The Raiders proposed a six-week ban for the 25-year-old on Monday but the NRL deemed the club's punishment not strong enough and ensured Wighton won't play again in the regular season.
Raiders chairman Allan Hawke immediately slammed the NRL's response on Friday, calling their 10-week ban "excessive", with Wighton still facing sentencing in November.
"After reviewing all of the facts surrounding this incident, we firmly stand by our decision and the punishment handed down by the club," Hawke said.
"We're disappointed to learn the NRL does not agree with this punishment and feel they have to come over the top and add a further four weeks and a monetary fine (of $30,000) to the penalty.
"We are perplexed as to why the NRL felt the need to impose further punishment before this process was concluded and it sets an extraordinary precedent to the way matters are handled by clubs in the future.
"In light of this, it appears clubs don't really have a role in imposing penalties on their own employees, so perhaps it's time for the NRL and its integrity unit to decide these matters so that there will be a consistent approach for future offences."
The only way Wighton could play again this year is if the Raiders, who sit three games outside the top eight, make the finals.
If the club's punishment was accepted, Wighton would have been available to play in the round 22 game against Wests Tigers on August 12.
He has already missed Canberra's past two games and the Raiders hoped to count those matches as part of their penalty.
Wighton has five days to appeal the league's sanctions.
NRL chief executive Todd Greenberg had made it clear he didn't agree with the Raiders' stance, warning on Thursday the club could be overruled.

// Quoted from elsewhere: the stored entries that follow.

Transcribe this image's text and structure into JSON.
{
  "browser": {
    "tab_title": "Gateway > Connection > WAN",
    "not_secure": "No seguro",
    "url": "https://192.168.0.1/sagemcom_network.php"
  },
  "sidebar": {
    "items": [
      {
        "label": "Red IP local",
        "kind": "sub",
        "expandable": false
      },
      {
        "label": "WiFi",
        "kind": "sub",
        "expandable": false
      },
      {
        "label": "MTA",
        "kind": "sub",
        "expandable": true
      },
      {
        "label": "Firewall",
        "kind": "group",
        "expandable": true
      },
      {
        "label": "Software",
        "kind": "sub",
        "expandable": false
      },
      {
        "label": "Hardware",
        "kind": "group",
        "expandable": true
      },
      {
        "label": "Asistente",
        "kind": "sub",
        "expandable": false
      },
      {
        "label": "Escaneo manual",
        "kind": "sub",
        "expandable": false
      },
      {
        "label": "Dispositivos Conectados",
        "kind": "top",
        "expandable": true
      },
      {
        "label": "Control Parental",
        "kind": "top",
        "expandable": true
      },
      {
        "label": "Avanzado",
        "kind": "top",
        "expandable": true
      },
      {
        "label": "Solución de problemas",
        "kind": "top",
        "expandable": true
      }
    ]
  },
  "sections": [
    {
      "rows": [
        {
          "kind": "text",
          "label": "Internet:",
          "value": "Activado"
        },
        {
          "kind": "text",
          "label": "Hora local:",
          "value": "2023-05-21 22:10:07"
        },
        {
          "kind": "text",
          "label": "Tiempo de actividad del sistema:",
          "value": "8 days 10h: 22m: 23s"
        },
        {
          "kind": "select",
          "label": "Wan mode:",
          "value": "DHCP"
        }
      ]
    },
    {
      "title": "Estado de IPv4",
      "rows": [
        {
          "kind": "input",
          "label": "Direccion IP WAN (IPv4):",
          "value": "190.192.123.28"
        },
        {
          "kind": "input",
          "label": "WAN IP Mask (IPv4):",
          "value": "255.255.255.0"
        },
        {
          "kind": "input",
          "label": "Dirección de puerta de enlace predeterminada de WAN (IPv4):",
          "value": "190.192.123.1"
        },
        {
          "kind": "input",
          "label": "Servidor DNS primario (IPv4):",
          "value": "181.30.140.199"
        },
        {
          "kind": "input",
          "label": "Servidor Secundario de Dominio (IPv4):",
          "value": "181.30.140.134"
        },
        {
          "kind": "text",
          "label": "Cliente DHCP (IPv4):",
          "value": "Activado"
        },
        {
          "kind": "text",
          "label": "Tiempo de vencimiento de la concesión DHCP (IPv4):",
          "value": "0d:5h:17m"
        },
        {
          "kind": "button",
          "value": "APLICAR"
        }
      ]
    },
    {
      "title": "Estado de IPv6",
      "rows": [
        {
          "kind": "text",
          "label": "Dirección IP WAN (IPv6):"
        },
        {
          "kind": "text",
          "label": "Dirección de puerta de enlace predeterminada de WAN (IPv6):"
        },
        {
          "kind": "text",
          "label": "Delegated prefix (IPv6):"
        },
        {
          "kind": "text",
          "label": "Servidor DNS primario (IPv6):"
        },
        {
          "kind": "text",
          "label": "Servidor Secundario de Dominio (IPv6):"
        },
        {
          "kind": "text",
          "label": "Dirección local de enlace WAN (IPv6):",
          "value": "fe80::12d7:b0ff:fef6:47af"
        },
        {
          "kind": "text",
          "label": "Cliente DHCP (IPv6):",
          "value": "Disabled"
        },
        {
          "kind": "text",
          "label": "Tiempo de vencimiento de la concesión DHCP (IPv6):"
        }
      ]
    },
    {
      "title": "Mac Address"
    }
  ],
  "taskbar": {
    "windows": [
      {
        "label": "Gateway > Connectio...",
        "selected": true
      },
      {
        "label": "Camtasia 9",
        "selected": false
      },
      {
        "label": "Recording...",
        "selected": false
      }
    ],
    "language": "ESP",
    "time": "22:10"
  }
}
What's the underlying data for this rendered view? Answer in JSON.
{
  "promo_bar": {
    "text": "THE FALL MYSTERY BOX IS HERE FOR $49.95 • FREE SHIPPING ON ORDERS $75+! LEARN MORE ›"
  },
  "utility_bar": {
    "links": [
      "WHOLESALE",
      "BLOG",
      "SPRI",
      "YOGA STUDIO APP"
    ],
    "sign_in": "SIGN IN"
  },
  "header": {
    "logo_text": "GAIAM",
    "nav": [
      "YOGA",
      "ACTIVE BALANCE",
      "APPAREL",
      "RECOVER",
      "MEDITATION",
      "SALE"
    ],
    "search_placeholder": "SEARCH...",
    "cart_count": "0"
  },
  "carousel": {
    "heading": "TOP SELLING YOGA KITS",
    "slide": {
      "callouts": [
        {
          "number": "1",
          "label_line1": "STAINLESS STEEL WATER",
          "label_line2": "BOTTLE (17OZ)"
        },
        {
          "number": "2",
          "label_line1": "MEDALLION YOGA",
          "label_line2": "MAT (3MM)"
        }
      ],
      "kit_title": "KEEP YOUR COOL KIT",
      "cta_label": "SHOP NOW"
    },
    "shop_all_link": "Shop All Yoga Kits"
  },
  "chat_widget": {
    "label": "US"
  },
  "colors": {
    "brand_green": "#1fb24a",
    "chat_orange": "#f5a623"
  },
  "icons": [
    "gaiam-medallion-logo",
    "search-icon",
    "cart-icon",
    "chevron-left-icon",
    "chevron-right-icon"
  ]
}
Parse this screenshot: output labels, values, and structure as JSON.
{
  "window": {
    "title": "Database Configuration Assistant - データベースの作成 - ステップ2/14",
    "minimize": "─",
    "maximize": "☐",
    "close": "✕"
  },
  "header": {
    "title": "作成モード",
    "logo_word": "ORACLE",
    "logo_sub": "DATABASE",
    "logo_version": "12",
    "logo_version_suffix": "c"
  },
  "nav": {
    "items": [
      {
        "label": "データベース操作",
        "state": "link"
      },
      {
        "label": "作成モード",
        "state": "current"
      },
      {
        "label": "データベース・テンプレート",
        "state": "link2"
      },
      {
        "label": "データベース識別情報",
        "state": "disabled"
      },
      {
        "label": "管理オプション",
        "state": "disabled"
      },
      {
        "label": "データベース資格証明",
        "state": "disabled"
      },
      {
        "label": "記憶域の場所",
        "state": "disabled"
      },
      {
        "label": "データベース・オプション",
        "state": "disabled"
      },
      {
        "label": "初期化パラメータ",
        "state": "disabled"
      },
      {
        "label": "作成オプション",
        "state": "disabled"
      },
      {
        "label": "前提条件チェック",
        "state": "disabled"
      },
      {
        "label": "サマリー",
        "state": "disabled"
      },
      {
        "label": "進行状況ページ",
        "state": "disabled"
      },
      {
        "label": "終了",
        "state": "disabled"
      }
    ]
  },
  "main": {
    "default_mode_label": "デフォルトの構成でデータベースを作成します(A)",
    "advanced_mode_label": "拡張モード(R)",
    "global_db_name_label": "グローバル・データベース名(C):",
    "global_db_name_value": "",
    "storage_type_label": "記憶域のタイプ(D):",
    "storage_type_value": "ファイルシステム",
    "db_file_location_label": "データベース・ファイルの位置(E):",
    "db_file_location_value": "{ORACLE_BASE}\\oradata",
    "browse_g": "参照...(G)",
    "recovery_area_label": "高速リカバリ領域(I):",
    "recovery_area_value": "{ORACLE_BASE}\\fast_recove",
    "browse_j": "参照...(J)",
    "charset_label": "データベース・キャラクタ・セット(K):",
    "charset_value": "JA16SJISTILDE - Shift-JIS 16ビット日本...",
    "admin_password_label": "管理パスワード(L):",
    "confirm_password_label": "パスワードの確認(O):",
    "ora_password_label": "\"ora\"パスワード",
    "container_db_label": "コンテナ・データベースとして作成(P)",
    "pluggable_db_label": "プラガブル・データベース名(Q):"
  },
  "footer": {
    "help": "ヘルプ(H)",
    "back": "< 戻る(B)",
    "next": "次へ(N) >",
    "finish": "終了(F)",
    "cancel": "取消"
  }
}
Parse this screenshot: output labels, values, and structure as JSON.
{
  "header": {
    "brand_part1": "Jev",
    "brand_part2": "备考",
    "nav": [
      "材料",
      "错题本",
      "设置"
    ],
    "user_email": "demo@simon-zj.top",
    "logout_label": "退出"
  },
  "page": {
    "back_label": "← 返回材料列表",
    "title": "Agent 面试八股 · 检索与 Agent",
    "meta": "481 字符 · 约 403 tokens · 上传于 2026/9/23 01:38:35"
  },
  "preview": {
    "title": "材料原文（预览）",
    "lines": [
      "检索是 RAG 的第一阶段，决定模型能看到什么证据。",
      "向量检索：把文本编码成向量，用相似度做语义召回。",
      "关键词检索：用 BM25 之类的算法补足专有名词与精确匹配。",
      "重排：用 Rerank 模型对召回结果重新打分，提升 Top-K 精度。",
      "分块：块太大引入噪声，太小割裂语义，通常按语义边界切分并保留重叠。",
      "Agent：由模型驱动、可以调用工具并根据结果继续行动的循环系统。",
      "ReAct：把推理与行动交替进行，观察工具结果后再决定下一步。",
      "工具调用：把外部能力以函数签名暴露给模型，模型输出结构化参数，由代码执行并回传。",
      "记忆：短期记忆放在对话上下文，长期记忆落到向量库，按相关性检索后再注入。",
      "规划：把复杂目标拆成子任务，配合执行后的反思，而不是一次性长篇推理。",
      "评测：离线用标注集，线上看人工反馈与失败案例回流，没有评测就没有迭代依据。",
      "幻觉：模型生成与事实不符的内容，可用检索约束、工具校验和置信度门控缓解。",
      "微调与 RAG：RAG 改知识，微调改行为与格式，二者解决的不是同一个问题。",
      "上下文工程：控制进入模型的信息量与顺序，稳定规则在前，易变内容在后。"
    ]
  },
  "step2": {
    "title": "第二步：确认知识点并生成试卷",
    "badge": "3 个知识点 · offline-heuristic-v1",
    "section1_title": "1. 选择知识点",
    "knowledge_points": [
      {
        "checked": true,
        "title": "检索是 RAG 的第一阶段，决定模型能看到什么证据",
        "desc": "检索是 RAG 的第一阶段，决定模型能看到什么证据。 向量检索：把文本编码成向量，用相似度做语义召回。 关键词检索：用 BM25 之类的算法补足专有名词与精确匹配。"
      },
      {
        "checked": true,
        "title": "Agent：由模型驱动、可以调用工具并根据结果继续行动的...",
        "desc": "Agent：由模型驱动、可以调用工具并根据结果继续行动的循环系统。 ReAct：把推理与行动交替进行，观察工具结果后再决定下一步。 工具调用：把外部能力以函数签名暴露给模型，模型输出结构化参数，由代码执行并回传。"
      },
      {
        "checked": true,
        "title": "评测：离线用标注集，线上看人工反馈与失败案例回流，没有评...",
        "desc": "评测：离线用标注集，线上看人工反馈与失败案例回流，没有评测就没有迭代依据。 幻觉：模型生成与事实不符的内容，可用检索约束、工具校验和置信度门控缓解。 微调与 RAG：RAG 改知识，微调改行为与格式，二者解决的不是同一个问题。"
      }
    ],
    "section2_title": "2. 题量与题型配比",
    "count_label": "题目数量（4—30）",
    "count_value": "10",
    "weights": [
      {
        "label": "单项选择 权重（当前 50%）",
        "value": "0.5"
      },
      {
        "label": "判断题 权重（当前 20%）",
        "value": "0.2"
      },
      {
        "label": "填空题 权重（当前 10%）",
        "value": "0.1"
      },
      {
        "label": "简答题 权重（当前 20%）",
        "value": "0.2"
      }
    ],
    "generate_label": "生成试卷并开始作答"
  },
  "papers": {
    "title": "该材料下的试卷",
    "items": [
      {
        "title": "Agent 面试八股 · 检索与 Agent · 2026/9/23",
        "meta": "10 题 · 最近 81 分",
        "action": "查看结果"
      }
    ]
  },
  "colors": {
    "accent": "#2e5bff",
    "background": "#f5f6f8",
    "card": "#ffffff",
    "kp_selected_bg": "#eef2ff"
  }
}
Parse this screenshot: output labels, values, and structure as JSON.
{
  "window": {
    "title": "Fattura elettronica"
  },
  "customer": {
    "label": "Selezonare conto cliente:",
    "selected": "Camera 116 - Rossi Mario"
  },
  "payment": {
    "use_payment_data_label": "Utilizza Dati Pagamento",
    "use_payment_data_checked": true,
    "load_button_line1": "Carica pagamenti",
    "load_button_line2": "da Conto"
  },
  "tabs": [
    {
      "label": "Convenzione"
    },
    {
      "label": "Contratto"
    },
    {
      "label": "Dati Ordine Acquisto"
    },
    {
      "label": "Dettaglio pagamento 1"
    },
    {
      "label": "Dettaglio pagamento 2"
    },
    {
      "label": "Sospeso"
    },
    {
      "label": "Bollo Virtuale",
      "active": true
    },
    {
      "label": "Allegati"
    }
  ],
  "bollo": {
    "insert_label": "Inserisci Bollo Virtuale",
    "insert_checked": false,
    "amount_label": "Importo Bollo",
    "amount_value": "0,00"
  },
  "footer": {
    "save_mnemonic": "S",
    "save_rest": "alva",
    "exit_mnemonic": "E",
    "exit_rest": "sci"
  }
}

"It's simple as this - I've viewed the footage and I don't think the sanction they've proposed is strong enough," Greenberg said.
Wighton's legal team are attempting to suppress CCTV footage of the February incident, with a decision expected in October on whether it will be made public.
Wighton faces sentencing on November 14 over five charges of assault, including two counts of assault occasioning actual bodily harm and one of public urination.
He changed his plea to guilty in June after initially looking to contest the charges when he first faced ACT Magistrates Court in April.
The maximum penalty for assault occasioning actual bodily harm is five years jail.